Our study has several limitations. First, this is a retrospective study, and more details such as follow-up data and previous treatments before admission are unavailable. Second, this is a single-center study with small sample size. It would be more convincing to carry out a multicenter study with large sample size to further illustrate the epidemiology of brucellosis in Beijing and verify the results.
Conclusion
The cases of human brucellosis re-emerged in Beijing, China, which indicated that the control of human brucellosis still cannot be ignored. Similar to other studies, the most common symptoms of human brucellosis in Beijing were fever, arthralgia, hyperhidrosis, fatigue and weight loss. Patients with acute brucellosis were more likely to present splenomegaly and abnormal liver function. There were 38.6% patients were reported with focal complications, including 8.1% peripheral arthritis, 18.3% spondylitis, 8.6% epididymoorchitis, 4.1% meningitis and 1.3% endocarditis. Patients with focal involvements were older than those without focal complications. And there were more male patients and arthralgia in patients with focal complications. Additionally, male, arthralgia and high level of platelets were the independent risk factors for focal brucellosis, which could be helpful to identify patients with focal complications early.
Funding Statement
This research received no external funding.

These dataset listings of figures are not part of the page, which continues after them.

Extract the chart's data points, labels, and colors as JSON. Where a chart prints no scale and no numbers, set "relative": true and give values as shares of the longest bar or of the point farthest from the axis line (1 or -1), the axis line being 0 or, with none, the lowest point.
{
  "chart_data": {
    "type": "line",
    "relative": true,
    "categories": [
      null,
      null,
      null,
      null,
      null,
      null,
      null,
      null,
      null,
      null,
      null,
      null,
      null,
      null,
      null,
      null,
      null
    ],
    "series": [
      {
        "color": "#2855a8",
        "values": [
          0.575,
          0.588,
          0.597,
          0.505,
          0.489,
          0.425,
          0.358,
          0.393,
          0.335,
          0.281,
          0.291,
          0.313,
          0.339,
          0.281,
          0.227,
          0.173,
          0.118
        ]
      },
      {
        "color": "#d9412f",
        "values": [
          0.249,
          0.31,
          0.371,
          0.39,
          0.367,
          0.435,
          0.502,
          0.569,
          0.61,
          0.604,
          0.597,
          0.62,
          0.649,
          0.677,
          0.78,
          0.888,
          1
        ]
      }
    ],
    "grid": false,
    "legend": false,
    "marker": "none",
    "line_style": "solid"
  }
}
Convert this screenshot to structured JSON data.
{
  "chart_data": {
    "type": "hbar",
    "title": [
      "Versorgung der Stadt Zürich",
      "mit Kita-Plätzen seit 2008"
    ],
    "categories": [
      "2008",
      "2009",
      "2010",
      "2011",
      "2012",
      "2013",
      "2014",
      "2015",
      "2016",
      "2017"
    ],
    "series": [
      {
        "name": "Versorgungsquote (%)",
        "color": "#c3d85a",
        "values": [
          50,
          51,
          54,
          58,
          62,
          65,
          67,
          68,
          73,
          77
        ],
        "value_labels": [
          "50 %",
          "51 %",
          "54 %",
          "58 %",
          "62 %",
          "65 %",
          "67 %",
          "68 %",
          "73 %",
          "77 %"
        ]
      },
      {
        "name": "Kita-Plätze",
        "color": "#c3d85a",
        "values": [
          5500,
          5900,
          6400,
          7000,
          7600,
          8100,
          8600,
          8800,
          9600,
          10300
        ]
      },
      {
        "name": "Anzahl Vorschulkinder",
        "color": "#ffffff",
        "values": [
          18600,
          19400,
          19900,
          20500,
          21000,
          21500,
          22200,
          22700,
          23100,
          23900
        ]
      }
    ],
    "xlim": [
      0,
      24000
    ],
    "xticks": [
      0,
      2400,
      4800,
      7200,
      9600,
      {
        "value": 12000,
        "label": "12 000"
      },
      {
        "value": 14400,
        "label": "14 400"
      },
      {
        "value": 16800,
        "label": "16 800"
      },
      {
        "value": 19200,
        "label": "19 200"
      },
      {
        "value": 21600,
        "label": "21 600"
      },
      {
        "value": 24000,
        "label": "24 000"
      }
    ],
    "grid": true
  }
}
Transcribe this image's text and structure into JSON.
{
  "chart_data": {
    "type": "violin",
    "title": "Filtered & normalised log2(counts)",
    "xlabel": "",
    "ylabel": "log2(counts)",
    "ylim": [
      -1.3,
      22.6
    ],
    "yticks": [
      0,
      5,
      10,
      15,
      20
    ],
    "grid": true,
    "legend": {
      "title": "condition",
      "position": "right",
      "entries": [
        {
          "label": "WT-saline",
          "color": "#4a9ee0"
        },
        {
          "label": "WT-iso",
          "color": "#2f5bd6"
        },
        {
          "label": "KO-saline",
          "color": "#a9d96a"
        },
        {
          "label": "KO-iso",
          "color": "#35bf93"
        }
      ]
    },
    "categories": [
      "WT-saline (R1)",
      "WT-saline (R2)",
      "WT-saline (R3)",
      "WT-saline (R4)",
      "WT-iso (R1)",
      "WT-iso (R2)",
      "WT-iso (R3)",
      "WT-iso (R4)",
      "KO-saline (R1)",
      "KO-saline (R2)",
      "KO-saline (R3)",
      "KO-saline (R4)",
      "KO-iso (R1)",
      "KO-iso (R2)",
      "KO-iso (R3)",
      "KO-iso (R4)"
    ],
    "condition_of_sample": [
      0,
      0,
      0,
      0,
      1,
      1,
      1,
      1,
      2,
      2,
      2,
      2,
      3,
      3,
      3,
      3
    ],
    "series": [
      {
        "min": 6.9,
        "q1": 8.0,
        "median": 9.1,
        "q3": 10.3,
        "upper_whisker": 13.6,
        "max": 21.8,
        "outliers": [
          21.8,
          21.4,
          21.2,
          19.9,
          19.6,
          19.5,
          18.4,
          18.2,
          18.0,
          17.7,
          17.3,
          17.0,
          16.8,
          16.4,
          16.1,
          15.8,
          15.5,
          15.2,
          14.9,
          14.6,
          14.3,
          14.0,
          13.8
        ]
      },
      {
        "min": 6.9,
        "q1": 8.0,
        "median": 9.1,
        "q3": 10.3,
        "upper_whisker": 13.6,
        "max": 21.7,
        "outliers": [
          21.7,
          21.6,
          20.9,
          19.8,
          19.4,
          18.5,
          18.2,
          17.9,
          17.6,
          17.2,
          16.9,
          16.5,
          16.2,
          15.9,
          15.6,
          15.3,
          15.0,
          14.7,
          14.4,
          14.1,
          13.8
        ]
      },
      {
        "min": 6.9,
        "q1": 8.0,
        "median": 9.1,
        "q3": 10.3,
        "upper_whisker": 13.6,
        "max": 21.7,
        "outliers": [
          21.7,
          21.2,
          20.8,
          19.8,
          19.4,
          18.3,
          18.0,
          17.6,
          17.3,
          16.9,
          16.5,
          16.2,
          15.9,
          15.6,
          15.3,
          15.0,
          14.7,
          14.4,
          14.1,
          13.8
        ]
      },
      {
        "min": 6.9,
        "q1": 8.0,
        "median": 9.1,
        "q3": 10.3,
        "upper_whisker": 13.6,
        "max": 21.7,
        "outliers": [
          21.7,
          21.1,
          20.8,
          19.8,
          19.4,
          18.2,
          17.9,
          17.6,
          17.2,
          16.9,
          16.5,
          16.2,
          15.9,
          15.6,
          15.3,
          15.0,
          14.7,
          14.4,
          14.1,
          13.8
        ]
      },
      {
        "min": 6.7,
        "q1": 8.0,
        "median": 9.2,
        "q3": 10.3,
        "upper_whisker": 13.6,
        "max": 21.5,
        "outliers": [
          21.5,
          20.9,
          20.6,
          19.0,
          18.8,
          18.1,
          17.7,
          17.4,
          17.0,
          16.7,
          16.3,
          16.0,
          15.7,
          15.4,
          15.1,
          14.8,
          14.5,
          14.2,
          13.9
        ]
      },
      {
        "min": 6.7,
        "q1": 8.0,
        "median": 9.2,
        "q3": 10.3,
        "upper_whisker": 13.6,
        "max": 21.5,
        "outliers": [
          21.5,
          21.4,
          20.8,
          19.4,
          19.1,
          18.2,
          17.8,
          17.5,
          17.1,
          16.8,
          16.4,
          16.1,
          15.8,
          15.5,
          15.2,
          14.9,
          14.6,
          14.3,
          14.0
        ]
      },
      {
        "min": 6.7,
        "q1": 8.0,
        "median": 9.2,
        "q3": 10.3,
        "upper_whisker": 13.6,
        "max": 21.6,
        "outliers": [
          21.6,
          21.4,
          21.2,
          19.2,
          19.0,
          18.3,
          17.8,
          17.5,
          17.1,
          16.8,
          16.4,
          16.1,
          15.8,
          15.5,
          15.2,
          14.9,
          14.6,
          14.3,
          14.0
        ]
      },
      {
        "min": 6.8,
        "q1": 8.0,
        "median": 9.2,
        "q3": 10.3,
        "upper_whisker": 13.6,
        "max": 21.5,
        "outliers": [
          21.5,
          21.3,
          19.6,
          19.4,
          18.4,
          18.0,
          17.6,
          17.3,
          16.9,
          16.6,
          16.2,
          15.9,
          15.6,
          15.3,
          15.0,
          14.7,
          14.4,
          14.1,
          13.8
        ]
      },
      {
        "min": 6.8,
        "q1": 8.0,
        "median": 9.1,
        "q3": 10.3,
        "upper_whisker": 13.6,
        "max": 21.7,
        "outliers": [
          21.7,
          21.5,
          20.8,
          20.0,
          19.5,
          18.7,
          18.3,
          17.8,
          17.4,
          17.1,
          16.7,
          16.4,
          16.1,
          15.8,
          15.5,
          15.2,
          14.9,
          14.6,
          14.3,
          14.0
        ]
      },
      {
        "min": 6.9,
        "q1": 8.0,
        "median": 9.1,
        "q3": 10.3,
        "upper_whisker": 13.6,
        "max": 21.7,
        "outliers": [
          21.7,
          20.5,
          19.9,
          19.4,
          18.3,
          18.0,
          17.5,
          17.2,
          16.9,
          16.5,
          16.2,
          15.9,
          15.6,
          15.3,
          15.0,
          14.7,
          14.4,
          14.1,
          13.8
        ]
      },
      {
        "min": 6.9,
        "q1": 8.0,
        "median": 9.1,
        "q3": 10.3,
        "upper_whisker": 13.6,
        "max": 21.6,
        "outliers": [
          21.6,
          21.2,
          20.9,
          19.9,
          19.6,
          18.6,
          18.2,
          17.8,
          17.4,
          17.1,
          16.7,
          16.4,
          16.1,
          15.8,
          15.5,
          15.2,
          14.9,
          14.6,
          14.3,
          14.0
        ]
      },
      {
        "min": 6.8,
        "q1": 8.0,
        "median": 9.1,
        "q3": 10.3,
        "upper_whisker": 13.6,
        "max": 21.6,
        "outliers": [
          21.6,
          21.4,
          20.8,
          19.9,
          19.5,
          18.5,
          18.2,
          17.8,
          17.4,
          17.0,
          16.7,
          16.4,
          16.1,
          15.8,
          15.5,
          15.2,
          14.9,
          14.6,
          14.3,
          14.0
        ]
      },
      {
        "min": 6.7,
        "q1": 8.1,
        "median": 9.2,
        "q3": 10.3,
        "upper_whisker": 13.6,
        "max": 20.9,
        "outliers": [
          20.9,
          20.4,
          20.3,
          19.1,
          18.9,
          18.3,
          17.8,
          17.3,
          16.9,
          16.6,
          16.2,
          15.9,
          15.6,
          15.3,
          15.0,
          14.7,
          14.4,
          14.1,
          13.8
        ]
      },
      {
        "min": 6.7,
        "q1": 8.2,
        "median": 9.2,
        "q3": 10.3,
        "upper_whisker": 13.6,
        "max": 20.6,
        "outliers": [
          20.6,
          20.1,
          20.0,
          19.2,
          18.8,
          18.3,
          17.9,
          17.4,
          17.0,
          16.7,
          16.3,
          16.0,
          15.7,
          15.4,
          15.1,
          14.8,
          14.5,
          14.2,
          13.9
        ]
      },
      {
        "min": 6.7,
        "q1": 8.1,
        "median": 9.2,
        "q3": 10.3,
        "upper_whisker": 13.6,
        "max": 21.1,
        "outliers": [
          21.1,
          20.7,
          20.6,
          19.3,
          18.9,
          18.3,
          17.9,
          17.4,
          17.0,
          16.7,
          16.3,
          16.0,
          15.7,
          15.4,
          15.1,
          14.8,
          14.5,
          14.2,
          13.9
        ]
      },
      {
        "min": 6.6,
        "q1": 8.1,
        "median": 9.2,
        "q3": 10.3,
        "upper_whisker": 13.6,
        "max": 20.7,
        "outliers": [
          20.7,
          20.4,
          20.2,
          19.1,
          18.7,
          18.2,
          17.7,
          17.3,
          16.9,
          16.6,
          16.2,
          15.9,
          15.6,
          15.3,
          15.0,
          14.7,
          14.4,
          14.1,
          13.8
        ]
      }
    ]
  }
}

Ethics Approval and Consent to Participate
This study was conducted in accordance with the declaration of Helsinki. This study was conducted with approval from the Ethics Committee of Beijing Youan Hospital, Capital Medical University; written informed consent was waived owing to the use of retrospective data from the hospital’s electronic medical record system and the impossibility of obtaining contact with all patients. All data analyzed were anonymised. The privacy rights of all patients were observed.
Disclosure
The authors report no conflicts of interest in this work.